It wasn't too long ago Apple was a mere blip in a Windows-dominated world. At least its modest market share meant they flew under the radar among most cybercriminals.

But now that Macs are hot again we're hearing more about malware attacks. And with Apple's monstrously successful iPhone and iPad product lines there's a growing concern these iOS devices could also be an obvious target by tech-savvy thieves -- and pose a threat to the entire corporate network.

Before allowing these devices into the organization, IT must educate employees to the risks, use tools to safeguard company data and develop policies that can reduce the odds of a security breach.

Or do you ban consumer devices altogether?

"Your company should not develop policies that excludes iOS devices," says Kevin Sterneckert, Research VP at the Stamford, Conn.-based Gartner research and consulting group. "Your employees are going to use these devices with or without permission – and with the latter, it could expose your network to major security breaches." "In other words, don't adopt a stick-your-head-in-the-sand strategy."

In fact, allowing users to choose the device they want has its benefits. "It could be less expensive for the company if they're not paying for device," adds Sterneckert, "so we're seeing more of a 'you bring the device and we'll provide the service' kind of scenario in the workplace today."

Sterneckert says there are different approaches to protecting mobile devices on the network, but there are three minimum "behaviors" every company should adopt:

• A four-digit PIN (passcode) on the iPhone and iPad, plus an "auto-wipe" option that deletes data after a few incorrect login attempts.

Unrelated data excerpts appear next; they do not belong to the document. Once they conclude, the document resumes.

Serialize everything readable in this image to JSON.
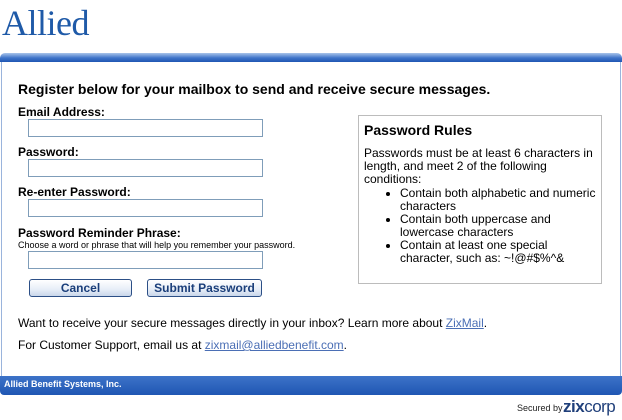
{
  "brand": {
    "logo_text": "Allied"
  },
  "form": {
    "headline": "Register below for your mailbox to send and receive secure messages.",
    "email_label": "Email Address:",
    "email_value": "",
    "password_label": "Password:",
    "password_value": "",
    "reenter_label": "Re-enter Password:",
    "reenter_value": "",
    "reminder_label": "Password Reminder Phrase:",
    "reminder_hint": "Choose a word or phrase that will help you remember your password.",
    "reminder_value": "",
    "cancel_label": "Cancel",
    "submit_label": "Submit Password"
  },
  "rules": {
    "title": "Password Rules",
    "intro": "Passwords must be at least 6 characters in length, and meet 2 of the following conditions:",
    "items": [
      "Contain both alphabetic and numeric characters",
      "Contain both uppercase and lowercase characters",
      "Contain at least one special character, such as: ~!@#$%^&"
    ]
  },
  "info": {
    "zixmail_text": "Want to receive your secure messages directly in your inbox? Learn more about ",
    "zixmail_link": "ZixMail",
    "zixmail_suffix": ".",
    "support_text": "For Customer Support, email us at ",
    "support_link": "zixmail@alliedbenefit.com",
    "support_suffix": "."
  },
  "footer": {
    "company": "Allied Benefit Systems, Inc.",
    "secured_by": "Secured by",
    "zix_a": "zix",
    "zix_b": "corp"
  },
  "colors": {
    "brand_blue": "#1f5aa8",
    "bar_blue": "#1f56b3",
    "link_blue": "#4b6fb5"
  }
}
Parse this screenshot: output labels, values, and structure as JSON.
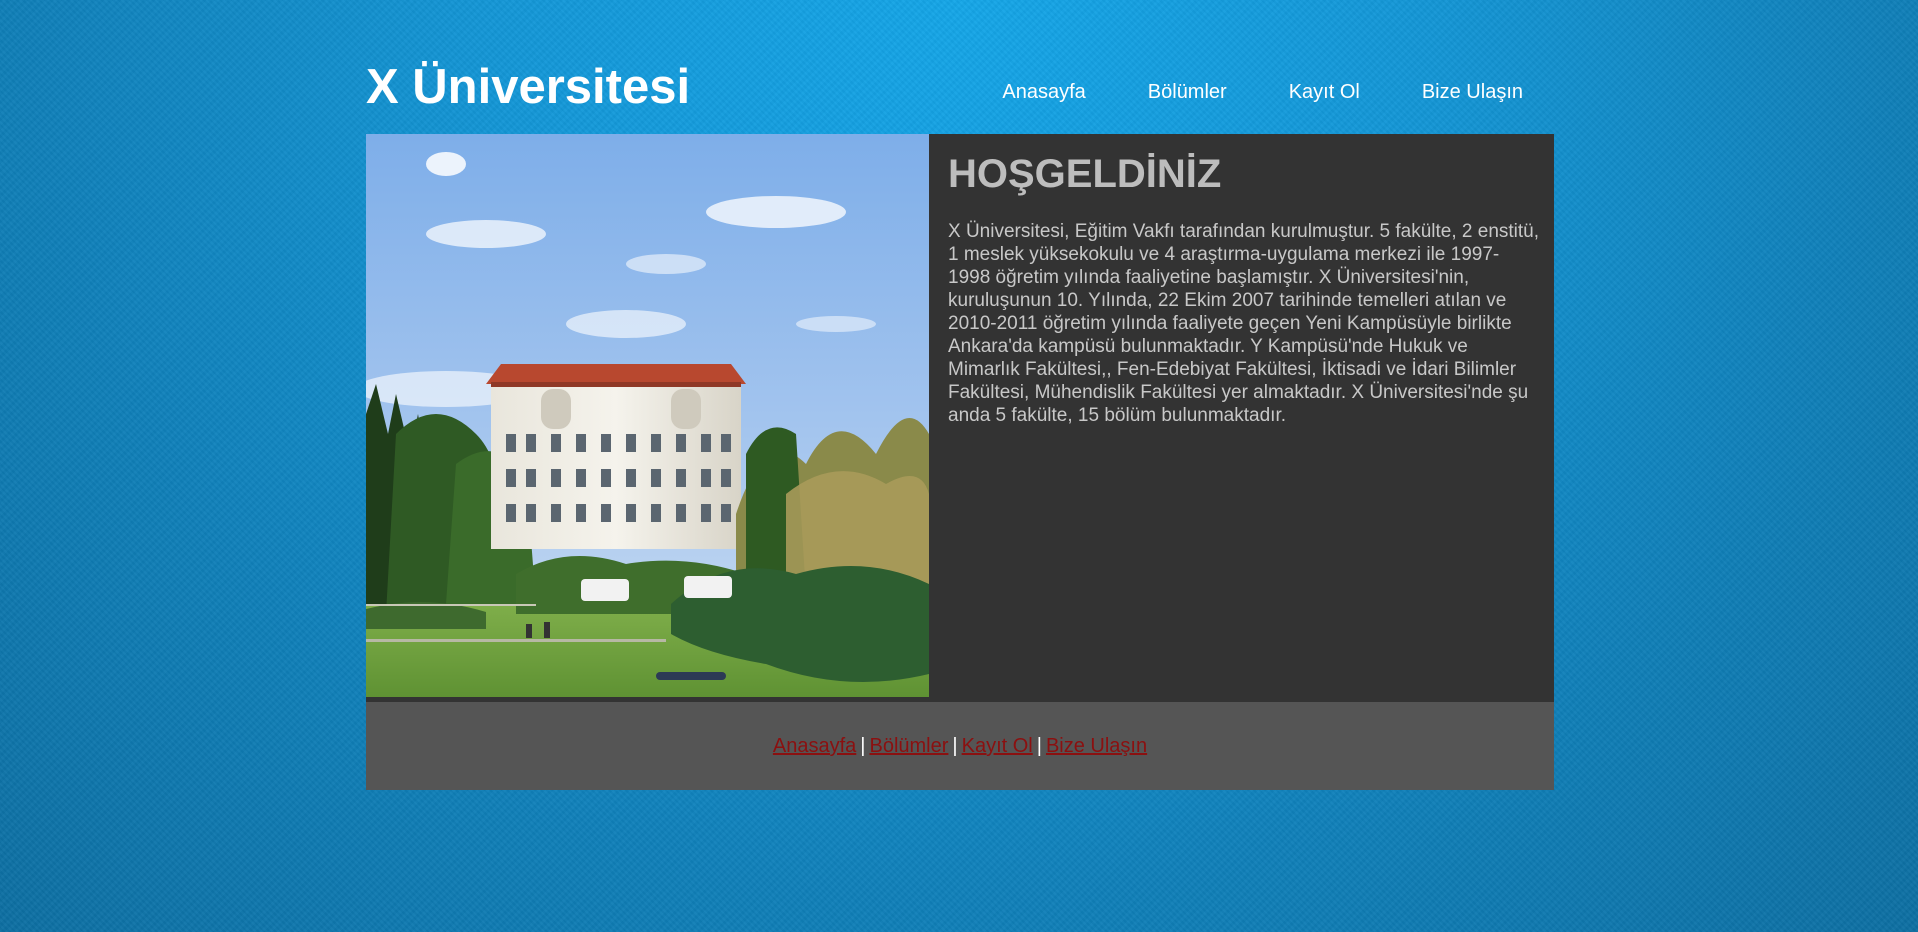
{
  "header": {
    "logo": "X Üniversitesi",
    "nav": [
      "Anasayfa",
      "Bölümler",
      "Kayıt Ol",
      "Bize Ulaşın"
    ]
  },
  "main": {
    "heading": "HOŞGELDİNİZ",
    "intro": "X Üniversitesi, Eğitim Vakfı tarafından kurulmuştur. 5 fakülte, 2 enstitü, 1 meslek yüksekokulu ve 4 araştırma-uygulama merkezi ile 1997-1998 öğretim yılında faaliyetine başlamıştır. X Üniversitesi'nin, kuruluşunun 10. Yılında, 22 Ekim 2007 tarihinde temelleri atılan ve 2010-2011 öğretim yılında faaliyete geçen Yeni Kampüsüyle birlikte Ankara'da kampüsü bulunmaktadır. Y Kampüsü'nde Hukuk ve Mimarlık Fakültesi,, Fen-Edebiyat Fakültesi, İktisadi ve İdari Bilimler Fakültesi, Mühendislik Fakültesi yer almaktadır. X Üniversitesi'nde şu anda 5 fakülte, 15 bölüm bulunmaktadır."
  },
  "footer": {
    "links": [
      "Anasayfa",
      "Bölümler",
      "Kayıt Ol",
      "Bize Ulaşın"
    ],
    "separator": "|"
  },
  "colors": {
    "background": "#1396d6",
    "main_panel": "#333333",
    "footer_panel": "#555555",
    "footer_link": "#8b1010",
    "heading": "#bdbdbd"
  }
}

• Encrypted back-up on the local workstation the iOS device is connected to. "This will protect and secure all data on the device," says Sterneckert.

• Ensure the "Find My iPhone" service (free) is enabled, so a lost or stolen device can be located remotely and/or wiped clean.

Microsoft Exchange ActiveSync is also recommended for email. "The challenge is to make sure you put the right guardrails around environments, like email and web use, that include the right permissions, certificates and keys," says Sterneckert. "Apple has done a great job at that."

IT departments should also create policies based on the company's needs and/or industry's regulations. Make sure people understand their importance and why they're in place. For example, it's possible to limit the downloading of applications ("apps") from iTunes, disable the iPhone or iPad's cameras or curb corporate Wi-Fi use for personal reasons.

SMBs not doing enough?

It is incumbent upon businesses to develop these policies, but it's not yet highly prevalent in the small-to-midsized business space, says Tim Bajarin, president of Creative Strategies, a Campbell, Calif.-based firm that provides industry analysis for the tech sector.

"Less than half of small businesses have formal IT policies in place," estimates Bajarin. "Even when they do, they struggle to enforce them given the mix of corporate and employee-owned devices across multiple platforms and device categories -- although there's policy management features available through mobile email servers."

At a minimum, companies should create policy rules and give them to employees, advises Bajarin. "Offer periodic reminders as well as education on security risk." "These policies should also encompass use of employee-owned devices to access company data -- things like mandatory password use, reporting lost/stolen devices or data and avoidance of removable storage are the bare bones minimum."

Mobile device management (MDM) software can help enforce these, as well as more advanced policies.

As smartphone and tablet adoption continues to increase, there is more of an "addressable market" for phishing and hacking of each platform, cautions Bajarin.